At a junction with a line coming in from Bergen in Norway, we hand a hard left out to Torsharvenon Faroe at 366 km, which is beginning to push it out a bit.
Then a further 500 km to Höfn í Hornafirði in Iceland where a lot of surface running will start, one line round the south of the island and one around the north, to keep the route open when various bits of Iceland are exploding. Once we get to the west coast at Nanteyri it back into a tunnel for the 360 km tunnel to Greenland to a place I can best describe as 68°44'46.36"N 26°22'34.17"W followed by the longest tunnel 1160 km under the ice of Greenland to good old Sisimiut, a good place for a station. This would be the longest tunnel on the route, only helped by the fact that the water above is frozen solid.
A 340 km hop brings us to Baffin Island on the west coast just opposite Cape Dyer. While we are actually on dry land with no ice pack it may be best to stay underground as the weather is awful, like North Wales on a June day, and anyway we have a lot of fjords and the like to cross before we get to Kimmirut on the Davis Straight for the last 175 km sea crossing to Kangiqsujuaq,Quebec and our first touch of the continental Americas.
It is now plain tunnelling to Thurso, Quebec and the main rail lines of North America, if the technology exists to get this far the might as well tunnel it to keep the scenery pretty and quiet.
All in all, it is 6137 km Thurso to Thurso, at HS2 speeds of 400 kph that is 15 hours 21 minutes. Personally, I would recommend standard gauge, but I'd wait till full automatic tunnelling can be done, with TBMs capable of handling the pressure, if there is a breakthrough of the ocean, and being able to fill the hole. Perhaps using Q-carbon to provide strength for the walls.
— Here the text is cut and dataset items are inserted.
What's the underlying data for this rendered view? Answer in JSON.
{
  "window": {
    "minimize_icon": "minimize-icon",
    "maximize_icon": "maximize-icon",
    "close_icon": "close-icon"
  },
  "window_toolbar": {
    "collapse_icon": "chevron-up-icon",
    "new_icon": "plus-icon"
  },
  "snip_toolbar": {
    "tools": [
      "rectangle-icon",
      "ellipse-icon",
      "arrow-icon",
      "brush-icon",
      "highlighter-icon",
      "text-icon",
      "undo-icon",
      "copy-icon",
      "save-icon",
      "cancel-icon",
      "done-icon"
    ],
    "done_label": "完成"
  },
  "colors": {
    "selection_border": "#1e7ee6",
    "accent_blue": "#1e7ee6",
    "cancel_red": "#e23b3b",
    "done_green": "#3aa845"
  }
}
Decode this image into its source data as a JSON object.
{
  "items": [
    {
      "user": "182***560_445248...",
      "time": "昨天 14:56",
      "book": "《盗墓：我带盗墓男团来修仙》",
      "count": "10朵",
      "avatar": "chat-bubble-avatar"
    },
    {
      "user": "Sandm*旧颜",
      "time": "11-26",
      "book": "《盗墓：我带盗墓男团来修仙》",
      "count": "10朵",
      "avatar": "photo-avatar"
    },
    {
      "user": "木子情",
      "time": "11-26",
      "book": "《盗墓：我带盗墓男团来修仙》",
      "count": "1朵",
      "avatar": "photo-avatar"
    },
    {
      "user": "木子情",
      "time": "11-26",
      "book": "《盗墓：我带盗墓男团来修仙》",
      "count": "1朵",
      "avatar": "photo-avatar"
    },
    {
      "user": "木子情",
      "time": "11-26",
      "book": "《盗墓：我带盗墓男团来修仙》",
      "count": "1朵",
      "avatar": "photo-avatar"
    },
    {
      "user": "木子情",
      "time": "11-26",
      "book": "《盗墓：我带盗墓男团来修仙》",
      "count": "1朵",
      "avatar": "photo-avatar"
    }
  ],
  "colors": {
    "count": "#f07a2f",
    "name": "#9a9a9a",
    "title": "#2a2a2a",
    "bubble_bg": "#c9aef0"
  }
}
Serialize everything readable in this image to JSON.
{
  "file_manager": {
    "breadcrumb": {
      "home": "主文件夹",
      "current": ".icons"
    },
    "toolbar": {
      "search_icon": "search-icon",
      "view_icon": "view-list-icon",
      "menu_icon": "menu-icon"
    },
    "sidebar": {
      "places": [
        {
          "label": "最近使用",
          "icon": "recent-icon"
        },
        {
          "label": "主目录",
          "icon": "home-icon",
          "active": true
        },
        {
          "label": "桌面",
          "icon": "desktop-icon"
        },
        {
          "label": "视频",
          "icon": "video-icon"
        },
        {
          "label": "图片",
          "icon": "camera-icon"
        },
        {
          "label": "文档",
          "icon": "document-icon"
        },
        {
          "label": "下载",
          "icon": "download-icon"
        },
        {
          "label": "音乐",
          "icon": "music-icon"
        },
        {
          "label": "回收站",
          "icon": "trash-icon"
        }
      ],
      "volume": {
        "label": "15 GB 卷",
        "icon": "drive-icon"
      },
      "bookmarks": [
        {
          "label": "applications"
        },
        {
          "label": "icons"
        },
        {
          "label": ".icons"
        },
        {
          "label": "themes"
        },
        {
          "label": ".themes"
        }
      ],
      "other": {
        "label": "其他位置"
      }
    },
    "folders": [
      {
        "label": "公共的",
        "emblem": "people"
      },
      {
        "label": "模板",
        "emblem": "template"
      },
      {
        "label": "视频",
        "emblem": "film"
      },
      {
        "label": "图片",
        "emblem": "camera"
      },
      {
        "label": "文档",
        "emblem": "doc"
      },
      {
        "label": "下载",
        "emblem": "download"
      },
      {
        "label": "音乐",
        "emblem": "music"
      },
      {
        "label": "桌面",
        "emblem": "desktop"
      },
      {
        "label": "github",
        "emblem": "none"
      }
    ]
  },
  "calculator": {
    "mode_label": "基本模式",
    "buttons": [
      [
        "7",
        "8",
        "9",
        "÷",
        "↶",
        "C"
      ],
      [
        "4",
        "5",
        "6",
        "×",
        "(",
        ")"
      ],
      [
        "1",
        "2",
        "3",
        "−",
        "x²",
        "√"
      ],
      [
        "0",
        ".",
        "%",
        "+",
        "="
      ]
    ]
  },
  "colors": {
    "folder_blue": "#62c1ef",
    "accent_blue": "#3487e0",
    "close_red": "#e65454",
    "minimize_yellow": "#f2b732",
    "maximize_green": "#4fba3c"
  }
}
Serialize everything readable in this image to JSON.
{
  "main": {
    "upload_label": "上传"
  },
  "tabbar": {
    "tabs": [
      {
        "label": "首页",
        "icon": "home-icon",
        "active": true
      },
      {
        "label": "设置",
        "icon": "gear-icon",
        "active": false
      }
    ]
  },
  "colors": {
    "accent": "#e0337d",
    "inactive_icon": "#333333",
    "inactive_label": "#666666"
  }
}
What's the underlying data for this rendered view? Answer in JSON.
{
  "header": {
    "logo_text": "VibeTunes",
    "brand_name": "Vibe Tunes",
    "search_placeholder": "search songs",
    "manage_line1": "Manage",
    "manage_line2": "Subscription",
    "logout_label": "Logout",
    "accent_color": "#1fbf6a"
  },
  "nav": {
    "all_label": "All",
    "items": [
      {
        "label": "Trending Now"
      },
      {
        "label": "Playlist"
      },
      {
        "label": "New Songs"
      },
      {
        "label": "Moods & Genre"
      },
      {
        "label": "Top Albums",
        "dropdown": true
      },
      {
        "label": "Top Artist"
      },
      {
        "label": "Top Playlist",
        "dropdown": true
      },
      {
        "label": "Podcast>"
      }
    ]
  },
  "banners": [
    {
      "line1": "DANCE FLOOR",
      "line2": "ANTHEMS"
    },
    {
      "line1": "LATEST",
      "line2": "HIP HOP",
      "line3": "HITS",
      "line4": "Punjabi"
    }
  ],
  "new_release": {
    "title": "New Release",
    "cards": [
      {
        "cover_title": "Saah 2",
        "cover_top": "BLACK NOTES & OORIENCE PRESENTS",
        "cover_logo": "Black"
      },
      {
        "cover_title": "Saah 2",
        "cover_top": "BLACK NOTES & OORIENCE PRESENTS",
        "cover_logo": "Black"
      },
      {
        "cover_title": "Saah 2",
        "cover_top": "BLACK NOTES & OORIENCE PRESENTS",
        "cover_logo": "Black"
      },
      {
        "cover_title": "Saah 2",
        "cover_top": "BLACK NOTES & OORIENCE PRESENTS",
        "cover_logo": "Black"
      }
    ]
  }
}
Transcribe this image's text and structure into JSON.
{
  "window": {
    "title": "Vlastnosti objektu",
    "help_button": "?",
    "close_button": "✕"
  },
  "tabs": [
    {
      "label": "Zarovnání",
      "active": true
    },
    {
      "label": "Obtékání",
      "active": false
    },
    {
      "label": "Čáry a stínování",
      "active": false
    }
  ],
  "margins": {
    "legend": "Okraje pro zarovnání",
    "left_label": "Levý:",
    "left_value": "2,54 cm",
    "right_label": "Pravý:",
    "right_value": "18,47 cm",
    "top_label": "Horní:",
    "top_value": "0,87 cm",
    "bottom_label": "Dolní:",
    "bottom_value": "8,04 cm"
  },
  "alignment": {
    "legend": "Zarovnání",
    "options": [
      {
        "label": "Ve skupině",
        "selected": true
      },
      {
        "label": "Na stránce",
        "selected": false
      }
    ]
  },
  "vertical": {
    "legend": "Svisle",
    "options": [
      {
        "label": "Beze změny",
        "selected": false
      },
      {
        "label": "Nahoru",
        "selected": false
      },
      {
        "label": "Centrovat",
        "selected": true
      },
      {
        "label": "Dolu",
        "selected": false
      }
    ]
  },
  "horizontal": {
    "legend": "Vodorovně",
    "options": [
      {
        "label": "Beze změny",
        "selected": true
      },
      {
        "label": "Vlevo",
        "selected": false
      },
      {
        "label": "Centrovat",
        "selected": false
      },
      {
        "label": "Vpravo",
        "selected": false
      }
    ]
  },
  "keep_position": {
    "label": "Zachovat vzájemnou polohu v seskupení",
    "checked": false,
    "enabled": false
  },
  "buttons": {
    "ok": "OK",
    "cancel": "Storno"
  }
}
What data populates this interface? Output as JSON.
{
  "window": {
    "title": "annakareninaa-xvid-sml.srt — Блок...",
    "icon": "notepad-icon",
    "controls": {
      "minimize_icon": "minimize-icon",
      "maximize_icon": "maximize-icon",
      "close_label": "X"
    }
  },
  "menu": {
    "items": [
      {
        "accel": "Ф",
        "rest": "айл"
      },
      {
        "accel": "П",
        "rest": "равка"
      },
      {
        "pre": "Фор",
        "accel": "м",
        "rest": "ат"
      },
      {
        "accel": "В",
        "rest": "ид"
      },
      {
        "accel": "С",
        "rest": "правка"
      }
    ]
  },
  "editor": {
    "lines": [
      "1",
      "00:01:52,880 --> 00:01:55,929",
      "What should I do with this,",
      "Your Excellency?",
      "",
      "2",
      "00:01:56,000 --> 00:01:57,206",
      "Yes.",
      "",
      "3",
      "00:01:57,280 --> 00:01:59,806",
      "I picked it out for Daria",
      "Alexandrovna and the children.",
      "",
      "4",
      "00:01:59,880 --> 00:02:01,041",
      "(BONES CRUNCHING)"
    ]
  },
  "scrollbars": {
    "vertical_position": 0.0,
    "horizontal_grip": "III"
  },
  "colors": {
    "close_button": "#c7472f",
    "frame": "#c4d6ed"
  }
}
It would have to consist of multiple parallel interlinked tunnels, possibly 6 or more to provide the ventilation necessary and provide the volume to handle the blast from the train's shock. Plus the extensive cabling to provide power on the longer sections, and escape and rescue.
Additional tunnels would be provided for freight, which would only require slow, extremely long trains.
OK, I admit it is a Beatles themed Trans-Atlantic tunnel, but is quite likely a more practical scheme for long distances travel than Hyperloop.